La personnalisation peut concerner :
- Interfaces graphiques spécifiques aux opérateurs de ligne
- Logique de remplissage automatique des champs variables
- Gestion des tableaux de bord pour la sélection de la mise en page
- Rapports automatiques sur les volumes de production, les rejets, les temps de cycle
- Intégration avec les systèmes de maintenance prédictive



Ce niveau de personnalisation du logiciel est souvent ce qui fait la différence entre un système qui « fonctionne » et un système qui « excelle », permettant au client d’obtenir un retour sur investissement dans un délai beaucoup plus court qu’avec des solutions standard non optimisées.

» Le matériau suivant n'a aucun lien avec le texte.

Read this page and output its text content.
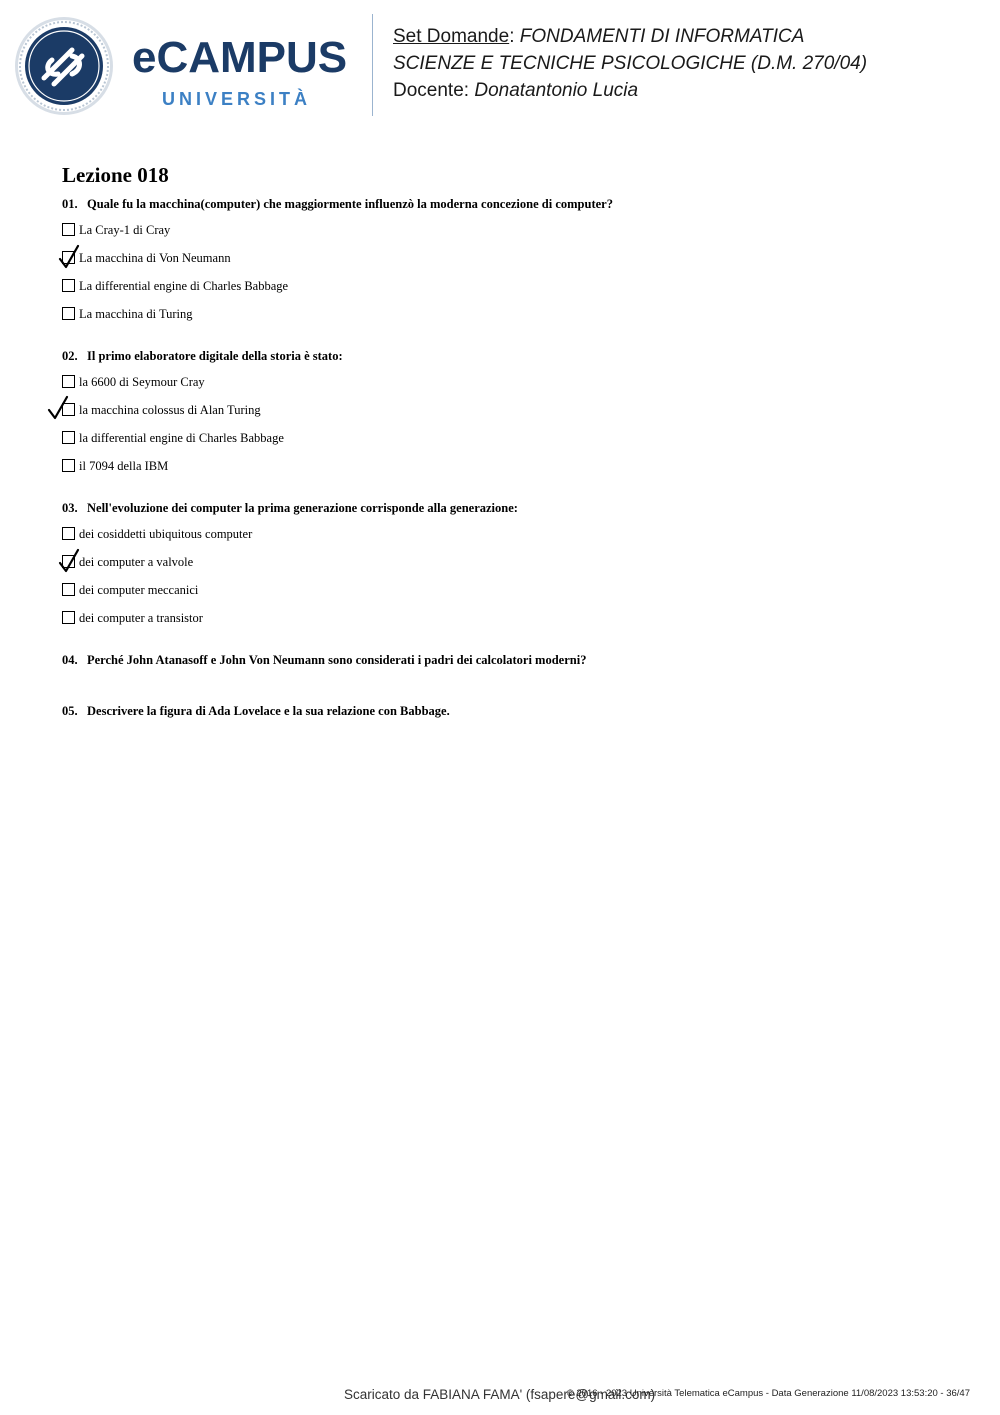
eCAMPUS
UNIVERSITÀ
Set Domande: FONDAMENTI DI INFORMATICA
SCIENZE E TECNICHE PSICOLOGICHE (D.M. 270/04)
Docente: Donatantonio Lucia
Lezione 018

01. Quale fu la macchina(computer) che maggiormente influenzò la moderna concezione di computer?

La Cray-1 di Cray
La macchina di Von Neumann
La differential engine di Charles Babbage
La macchina di Turing

02. Il primo elaboratore digitale della storia è stato:

la 6600 di Seymour Cray
la macchina colossus di Alan Turing
la differential engine di Charles Babbage
il 7094 della IBM

03. Nell'evoluzione dei computer la prima generazione corrisponde alla generazione:

dei cosiddetti ubiquitous computer
dei computer a valvole
dei computer meccanici
dei computer a transistor

04. Perché John Atanasoff e John Von Neumann sono considerati i padri dei calcolatori moderni?

05. Descrivere la figura di Ada Lovelace e la sua relazione con Babbage.

Scaricato da FABIANA FAMA' (fsapere@gmail.com)
© 2016 - 2023 Università Telematica eCampus - Data Generazione 11/08/2023 13:53:20 - 36/47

Vers une intégration totale : perspectives d’avenir
L’évolution des systèmes intégrés de marquage laser va dans le sens d’une autonomie décisionnelle et de capacités d’auto-optimisation de plus en plus grandes. Les technologies émergentes sont les suivantes
- Algorithmes d’apprentissage automatique pour l’optimisation des paramètres de marquage en fonction du matériau et des conditions environnementales
- Maintenance prédictive basée sur l’analyse des données opérationnelles (vibrations, température, qualité du faisceau)

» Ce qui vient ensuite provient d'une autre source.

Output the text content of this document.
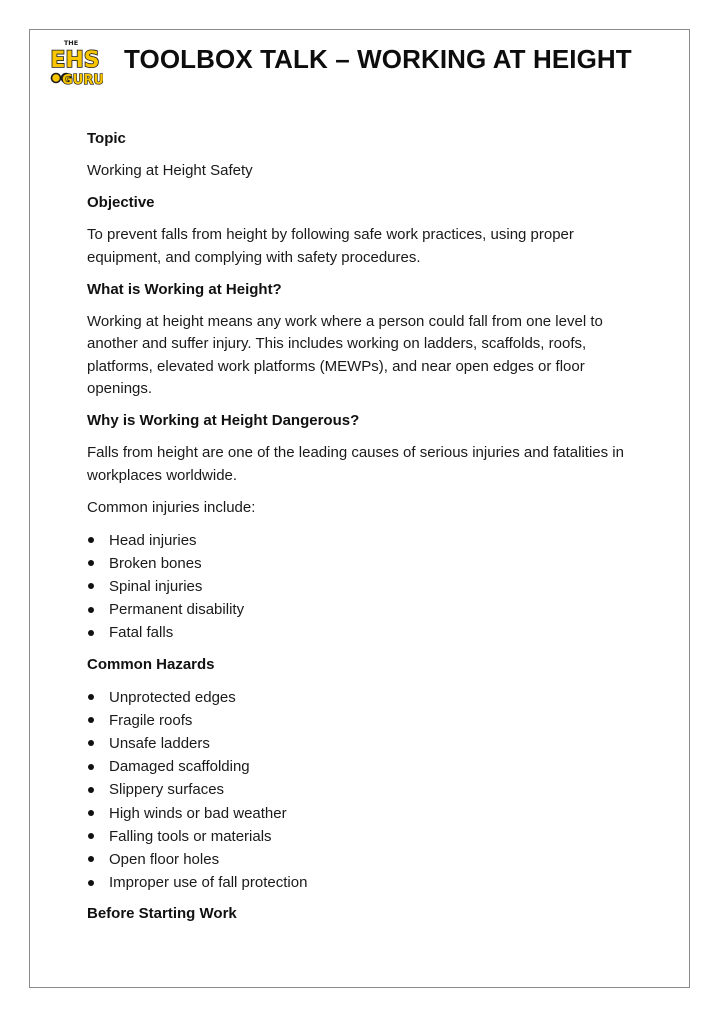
THE
EHS
GURU
TOOLBOX TALK – WORKING AT HEIGHT

Topic

Working at Height Safety

Objective

To prevent falls from height by following safe work practices, using proper equipment, and complying with safety procedures.

What is Working at Height?

Working at height means any work where a person could fall from one level to another and suffer injury. This includes working on ladders, scaffolds, roofs, platforms, elevated work platforms (MEWPs), and near open edges or floor openings.

Why is Working at Height Dangerous?

Falls from height are one of the leading causes of serious injuries and fatalities in workplaces worldwide.

Common injuries include:

Head injuries
Broken bones
Spinal injuries
Permanent disability
Fatal falls

Common Hazards

Unprotected edges
Fragile roofs
Unsafe ladders
Damaged scaffolding
Slippery surfaces
High winds or bad weather
Falling tools or materials
Open floor holes
Improper use of fall protection

Before Starting Work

- Intégration avec des systèmes de vision 3D pour la manipulation de composants à géométrie complexe
- Connectivité IIoT pour la surveillance et le diagnostic à distance depuis le cloud.
LASIT développe déjà certaines de ces fonctionnalités, les premiers essais sur le terrain démontrant un potentiel significatif de réduction des déchets et d’augmentation de l’efficacité globale. L’objectif est de faire du marqueur laser non plus un simple exécutant de commandes, mais un partenaire intelligent dans le processus de production, capable de s’adapter, d’apprendre et d’améliorer continuellement ses performances.